Mr. Colucci says most craft distilleries do about 75 percent of their business on site in a tasting room, something “we haven’t had,” which bodes well for the future.

Springbrook thrives off-site. “We do farmers markets and events like festivals all over New York” from New York City to Rochester and Buffalo, Mr. Colucci says.

“We’ve got a huge team on Saturday and Sunday and Fridays. We do really well in the Hudson Valley, Westchester and Long Island. In New York City, it’s tough to penetrate. The name brands really dominate.”

Springbrook employs “10 to 15 people, just locally, another four-five doing tastings and sales,” Mr. Colucci says.

Total sales staff is about 25 to 30 people. Three distributors serve retail and restaurants in New York, New Hampshire, Maine, New Jersey and Connecticut, he said, and they aim to add a fourth distributor “in Maryland, D.C. and Delaware. We are allowed to distribute ourselves in Vermont, also.”

Wholesale, their best seller is the Sly Fox Gin, Mr. Colucci says. Farmers’ market patrons “tend to gravitate to flavored products, like the Cowboy Coffee and Apple Moonshine,” he said. “We learn more and more every year what works.

The new facility will offer more opportunity for events like their annual Memorial Day Party, “always a hit,” Mr. Colucci says. “We have a lot of big plans for events in summer and fall, and we can book private events, too.”

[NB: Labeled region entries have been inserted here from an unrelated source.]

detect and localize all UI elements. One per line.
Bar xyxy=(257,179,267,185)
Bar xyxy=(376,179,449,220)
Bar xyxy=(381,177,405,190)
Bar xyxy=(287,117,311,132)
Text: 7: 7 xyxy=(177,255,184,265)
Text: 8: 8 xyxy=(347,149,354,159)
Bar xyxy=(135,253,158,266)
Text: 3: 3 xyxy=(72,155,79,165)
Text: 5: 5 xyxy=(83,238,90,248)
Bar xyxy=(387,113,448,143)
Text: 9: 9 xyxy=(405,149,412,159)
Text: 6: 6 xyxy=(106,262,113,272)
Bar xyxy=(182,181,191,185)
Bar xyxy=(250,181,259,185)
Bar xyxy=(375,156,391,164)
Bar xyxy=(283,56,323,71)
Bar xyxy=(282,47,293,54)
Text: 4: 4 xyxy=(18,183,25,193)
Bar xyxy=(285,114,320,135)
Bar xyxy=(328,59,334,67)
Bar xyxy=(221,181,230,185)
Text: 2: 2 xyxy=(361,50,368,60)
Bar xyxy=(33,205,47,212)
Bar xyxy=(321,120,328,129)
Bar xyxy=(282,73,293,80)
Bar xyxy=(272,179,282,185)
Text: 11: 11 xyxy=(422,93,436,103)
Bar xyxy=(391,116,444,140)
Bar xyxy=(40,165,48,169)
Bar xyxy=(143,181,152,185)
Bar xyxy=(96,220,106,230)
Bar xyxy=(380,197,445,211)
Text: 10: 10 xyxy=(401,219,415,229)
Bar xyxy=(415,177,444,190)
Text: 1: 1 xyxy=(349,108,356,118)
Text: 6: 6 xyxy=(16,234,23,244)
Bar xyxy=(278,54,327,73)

“Direct to consumer business is where you want to go,” says Mr. Colucci. “You have a bigger chance of surviving and growing as a company, but it’s also a lot more hands-on and there’s more logistical work. But it leads to more natural growth, when you’re out there talking about the product and engaging with the customer.”

“We want to do more at the facility. People can come hang out, we can have different specialty cocktails. Look at Common Roots: It’s always packed with people hanging out,” Mr. Colucci says, pointing to Christian and Bert Weber’s brewery in South Glens Falls, which itself is expanding yet again. “They’re friends,” he adds.